Part of the Humanities Cultural Programme, one of the founding stones for the future Stephen A. Schwarzman Centre for the Humanities.
Named after the original title of Richard Rathbone's book on Nana Ofori Atta I, the King of Akyem Abuakwa in Ghana, this talk will be the first that celebrates the paperback edition of Nana Oforiatta Ayim's celebrated novel The God Child. Both books have the kingdom as their centre, with Nana Oforiatta Ayim's book drawing on that of Richard Rathbone, as well as on her family's memories, for her fictional narrative.
In this live event the two discuss the interplay of academia and fiction and how narratives are shaped and reshaped according to the telling. They also talk about the nuances of privilege, leadership, and of royalty within a West African kingdom and how this has evolved through time.
Nana Oforiatta Ayim
Nana Oforiatta Ayim is a Writer, Filmmaker, and Art Historian who lives and works in Accra, Ghana. She is Special Advisor to the Ghanaian government on Museums and Cultural Heritage, leading the country's museums restructuring programme. She is also Founder of the ANO Institute of Arts and Knowledge, through which she has pioneered a Pan-African Cultural Encyclopaedia, a Mobile Museums Project, and curated Ghana’s first pavilion at the Venice Biennale. She published her first novel The God Child with Bloomsbury in 2019, and with Penguin in German in 2021. She has made award winning films for museums such as Tate Modern, LACMA and The New Museum, and lectures a course on History and Theory at the Architectural Association in London.

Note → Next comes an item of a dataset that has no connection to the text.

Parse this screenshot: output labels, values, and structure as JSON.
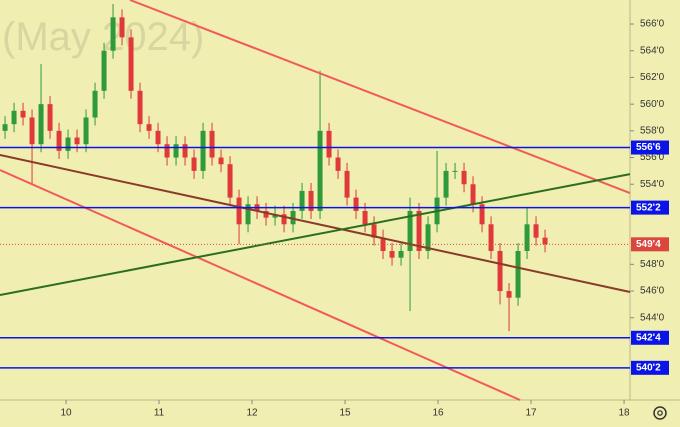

She is the recipient of various awards and honours, having been named one of the Apollo ’40 under 40’; one of 50 African Trailblazers by The Africa Report; a Quartz Africa Innovator in 2017; one of 12 African women making history in 2016 and one of 100 women of 2020 by Okayafrica. She received the 2015 the Art & Technology Award from LACMA; the 2016 AIR Award, which “seeks to honour and celebrate extraordinary African artists who are committed to producing provocative, innovative and socially-engaging work”; a 2018 Soros Arts Fellowship, was a 2018 Global South Visiting Fellow at Oxford University, is a Principal Investigator on the Action for Restitution to Africa programme, and was appointed to the Advisory Council of Oxford University’s Cultural Programme in 2020.
Richard Rathbone
Richard Rathbone was born in war-time London. His father and mother worked for the BBC but during the war his father was an RAF pilot and he was killed soon after my birth. His childhood was largely spent in and around London. In 1964 Richard began his research career at the School of Oriental and African Studies where he worked under the pioneer historian of Africa, Roland Oliver. He was appointed o teach in the history department at SOAS in 1969, where he worked until early retirement in 2003. During that time Richard served as Chairman of the University of London's Centre for African Studies and as SOAS' Dean of Postgraduate Studies and was promoted to a chair in modern African history in 1994. Life was episodically interrupted by a series of research trips to Ghana and a variety of fellowships to universities in Cape Town, Johannesburg, Harvard and Princeton as well as for shorter periods to Bordeaux, Lesotho and Toronto.
Richard's current appointments include Emeritus professor and professorial research associate at SOAS and honorary professor in history at Aberystwyth University. He has also served on the Council of the Royal Historical Society, most recently as one of its vice-presidents. In 2017 he was elected a Fellow of the Learned Society of Wales.
Chaired by Dr. Laura Van Broekhoven
Dr. Laura Van Broekhovenis the Director of the Pitt Rivers Museum and Professorial Fellow at Linacre College, University of Oxford. Previously she led the curatorial department of the Dutch National Museum of World Cultures, was Senior Curator for Middle- and South America and was departmental lecturer in archaeology, museum studies and indigenous heritage at Leiden University. Laura strives to develop a more equitable decolonised praxis in museums including issues around shared and negotiated authority; restitution, reconciliation and redress and the queering of exclusionary binaries and boundaries with relation to social justice and inclusion. Her regional academic research has focused on collaborative collection research with Amazonian Indigenous Peoples and Maasai communities from Kenya and Tanzania; Yokot’an Maya oral history, Mixtec Indigenous market systems and merchant biographies, and Nicaraguan Indigenous resistance in colonial times. She serves on numerous advisory boards, is a member of the Women Leaders in Museums Network (WLMN) and the European Ethnographic Museum Directors Group and is co-chair of the Oxford and Colonialism Network.